Furthermore, we explored the functional mechanism of T-006. We have shown that the effects of T-006 on A53T-α-syn accumulation are lost when the cells are pretreated with MG132, a proteasome inhibitor, whereas T-006 was able to reverse the accumulation of A53T-α-syn in cells pretreated with CQ, an autophagy inhibitor, suggesting the UPS rather than the ALP is modulated by T-006. It is well documented that changes in autophagy and proteasome function when the α-syn expression is increased have been reported; however, in our model, we did not see obvious changes on the autophagy and proteasome function at 24 hours. But longer time (48h or even a few days) induction of α-syn will affect both autophagy and proteasome function in our model. Further examinations of the activities of three subunits of the 20S core particle, which is responsible for proteasomal degradation, demonstrated that the chymotrypsin-like proteasomal activity was influenced by T-006.
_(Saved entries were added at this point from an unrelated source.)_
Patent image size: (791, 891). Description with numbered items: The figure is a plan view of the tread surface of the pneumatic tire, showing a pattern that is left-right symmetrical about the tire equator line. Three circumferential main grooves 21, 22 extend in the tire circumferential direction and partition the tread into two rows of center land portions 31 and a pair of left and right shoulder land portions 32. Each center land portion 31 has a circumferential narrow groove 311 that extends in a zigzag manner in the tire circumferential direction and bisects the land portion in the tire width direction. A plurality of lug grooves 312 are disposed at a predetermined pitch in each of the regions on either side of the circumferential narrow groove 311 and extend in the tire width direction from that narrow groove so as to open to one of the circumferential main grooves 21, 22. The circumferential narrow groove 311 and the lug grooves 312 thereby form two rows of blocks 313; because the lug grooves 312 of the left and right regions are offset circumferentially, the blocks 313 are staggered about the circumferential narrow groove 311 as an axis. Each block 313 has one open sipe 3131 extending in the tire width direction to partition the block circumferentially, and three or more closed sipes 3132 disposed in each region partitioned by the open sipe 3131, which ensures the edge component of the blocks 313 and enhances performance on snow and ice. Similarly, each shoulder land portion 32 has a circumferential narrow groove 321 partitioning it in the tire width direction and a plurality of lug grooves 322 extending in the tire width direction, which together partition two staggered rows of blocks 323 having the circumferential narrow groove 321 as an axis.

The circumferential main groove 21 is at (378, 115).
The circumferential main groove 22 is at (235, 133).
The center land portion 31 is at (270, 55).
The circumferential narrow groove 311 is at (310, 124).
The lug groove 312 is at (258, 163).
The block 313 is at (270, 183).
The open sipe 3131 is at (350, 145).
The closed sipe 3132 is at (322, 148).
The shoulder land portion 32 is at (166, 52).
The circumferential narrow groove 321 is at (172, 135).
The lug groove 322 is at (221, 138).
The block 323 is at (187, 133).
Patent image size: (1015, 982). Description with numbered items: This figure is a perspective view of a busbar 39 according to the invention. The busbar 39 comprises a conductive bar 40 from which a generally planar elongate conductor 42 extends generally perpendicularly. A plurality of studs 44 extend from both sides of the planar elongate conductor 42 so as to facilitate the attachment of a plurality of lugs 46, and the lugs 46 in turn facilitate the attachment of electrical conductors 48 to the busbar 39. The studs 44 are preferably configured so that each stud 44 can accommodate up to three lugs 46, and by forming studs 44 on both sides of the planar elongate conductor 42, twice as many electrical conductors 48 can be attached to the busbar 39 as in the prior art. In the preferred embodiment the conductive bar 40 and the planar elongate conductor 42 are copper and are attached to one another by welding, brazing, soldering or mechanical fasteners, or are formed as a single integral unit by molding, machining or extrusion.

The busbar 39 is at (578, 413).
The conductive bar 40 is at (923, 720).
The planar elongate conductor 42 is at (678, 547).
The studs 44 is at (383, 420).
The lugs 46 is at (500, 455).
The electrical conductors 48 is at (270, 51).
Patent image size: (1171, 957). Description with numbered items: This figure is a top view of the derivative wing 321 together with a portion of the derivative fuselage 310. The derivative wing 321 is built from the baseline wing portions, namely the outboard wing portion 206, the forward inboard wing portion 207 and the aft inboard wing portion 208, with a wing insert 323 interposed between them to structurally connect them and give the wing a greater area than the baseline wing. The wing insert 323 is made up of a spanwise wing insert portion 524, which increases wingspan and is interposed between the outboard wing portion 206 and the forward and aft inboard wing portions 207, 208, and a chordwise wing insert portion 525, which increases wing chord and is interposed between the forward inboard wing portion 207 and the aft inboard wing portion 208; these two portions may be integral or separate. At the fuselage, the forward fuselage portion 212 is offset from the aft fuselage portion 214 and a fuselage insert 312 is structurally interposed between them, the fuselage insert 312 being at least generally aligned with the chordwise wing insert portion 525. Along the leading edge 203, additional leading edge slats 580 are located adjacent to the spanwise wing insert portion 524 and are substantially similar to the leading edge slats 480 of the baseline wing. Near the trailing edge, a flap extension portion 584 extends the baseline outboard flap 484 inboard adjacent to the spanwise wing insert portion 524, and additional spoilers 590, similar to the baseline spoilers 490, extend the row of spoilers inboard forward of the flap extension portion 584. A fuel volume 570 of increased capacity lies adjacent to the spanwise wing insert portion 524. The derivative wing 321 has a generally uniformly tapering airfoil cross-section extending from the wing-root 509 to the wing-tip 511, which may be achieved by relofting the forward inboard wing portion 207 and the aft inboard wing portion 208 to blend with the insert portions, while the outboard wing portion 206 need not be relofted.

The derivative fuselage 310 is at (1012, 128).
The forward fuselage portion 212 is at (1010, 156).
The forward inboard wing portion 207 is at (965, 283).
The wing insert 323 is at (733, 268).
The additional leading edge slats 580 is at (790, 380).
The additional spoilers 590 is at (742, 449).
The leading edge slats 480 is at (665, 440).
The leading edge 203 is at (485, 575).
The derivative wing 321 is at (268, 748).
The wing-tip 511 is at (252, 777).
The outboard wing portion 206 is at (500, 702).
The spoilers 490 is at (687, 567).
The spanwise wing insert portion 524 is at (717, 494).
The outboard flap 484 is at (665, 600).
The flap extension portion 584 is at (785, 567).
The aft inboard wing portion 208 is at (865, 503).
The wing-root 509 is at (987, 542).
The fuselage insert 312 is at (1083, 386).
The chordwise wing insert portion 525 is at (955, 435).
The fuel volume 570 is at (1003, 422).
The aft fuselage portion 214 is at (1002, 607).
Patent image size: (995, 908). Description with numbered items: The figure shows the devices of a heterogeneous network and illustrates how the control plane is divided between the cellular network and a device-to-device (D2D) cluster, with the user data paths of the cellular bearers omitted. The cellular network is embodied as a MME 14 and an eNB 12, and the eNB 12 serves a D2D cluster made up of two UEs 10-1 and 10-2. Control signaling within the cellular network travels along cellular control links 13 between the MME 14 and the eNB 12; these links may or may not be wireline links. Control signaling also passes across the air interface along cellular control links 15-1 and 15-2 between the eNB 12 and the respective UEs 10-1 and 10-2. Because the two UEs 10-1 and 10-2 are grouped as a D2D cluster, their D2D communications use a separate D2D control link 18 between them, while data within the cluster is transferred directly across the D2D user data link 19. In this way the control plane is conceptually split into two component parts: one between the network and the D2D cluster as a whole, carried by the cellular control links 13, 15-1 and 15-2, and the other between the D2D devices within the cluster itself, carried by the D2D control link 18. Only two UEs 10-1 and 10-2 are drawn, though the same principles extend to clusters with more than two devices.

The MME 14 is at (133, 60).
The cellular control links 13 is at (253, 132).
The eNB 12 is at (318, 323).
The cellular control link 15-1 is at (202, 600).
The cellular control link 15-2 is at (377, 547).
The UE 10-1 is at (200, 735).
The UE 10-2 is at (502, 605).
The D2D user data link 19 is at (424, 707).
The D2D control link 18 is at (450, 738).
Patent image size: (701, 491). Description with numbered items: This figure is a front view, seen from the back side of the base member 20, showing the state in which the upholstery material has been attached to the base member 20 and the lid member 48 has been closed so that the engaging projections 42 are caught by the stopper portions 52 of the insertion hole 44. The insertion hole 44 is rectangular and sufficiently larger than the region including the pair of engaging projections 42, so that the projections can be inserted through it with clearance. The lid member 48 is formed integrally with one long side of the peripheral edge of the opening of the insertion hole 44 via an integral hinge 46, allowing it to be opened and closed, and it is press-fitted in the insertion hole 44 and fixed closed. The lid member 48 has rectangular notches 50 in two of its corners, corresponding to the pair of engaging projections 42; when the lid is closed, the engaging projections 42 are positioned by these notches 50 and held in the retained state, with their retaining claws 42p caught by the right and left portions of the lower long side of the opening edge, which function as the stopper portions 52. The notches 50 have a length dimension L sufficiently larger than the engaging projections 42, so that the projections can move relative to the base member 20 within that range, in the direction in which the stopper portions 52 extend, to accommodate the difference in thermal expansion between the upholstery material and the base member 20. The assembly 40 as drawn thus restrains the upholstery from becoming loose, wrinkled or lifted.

Recently, several small molecules have been reported to exhibit similar mechanistic neuroprotective effects. Salidroside promotes WT/A30P-α-syn clearance and preserves cell viability by recovering 20S proteasomal activity in SH-SY5Y cells [18]. Isorhynchophylline, a natural alkaloid, promotes the degradation of α-syn monomers, oligomers, and α-syn/synphilin-1 aggresomes in a panel of neuronal cells via activating the ALP [20]. Our study of the T-006-induced reduction in pathogenic A53T-α-syn accumulation highlighted that natural products could serve as a means to stimulate proteasomal activity, thereby exerting preventive and therapeutic effects against PD by promoting pathogenic protein clearance. A further assessment of target genes demonstrated that T-006 increases LMP7 gene expression, resulting in an enhancement of chymotrypsin-like proteasomal activity. LMP genes have been reported to mediate α-syn clearance with more genetic susceptibility to PD by modulating the immunoproteasome in dopaminergic neurons [45]. To date, few small molecular inhibitors of α-syn accumulation have been found that target the LMP7 gene or protein expression, but T-006 is one of them. Finally, T-006 was confirmed to promote α-syn degradation by activating the PKA/Akt/mTOR/p70S6K signaling pathway. Collectively, the evidence pointing toward the proteasome being a critical player in α-syn clearance has indicated proteasome-activating approaches can be promising therapies to prevent and reduce α-syn accumulation in PD.

Conclusions

In the present study, we demonstrated the neuroprotective effects of T-006 by the mediation of the proteasome via the activation of the PKA/Akt/mTOR/p70S6K signaling pathway. T-006 enhances proteasome activity, demonstrating its potential therapeutic application in PD treatment. More insights into the pathological aspects and molecular mechanisms of T-006 can additionally aid in the identification of other potent small molecules and the development of proteasome-enhancing or -activating therapies for PD treatment.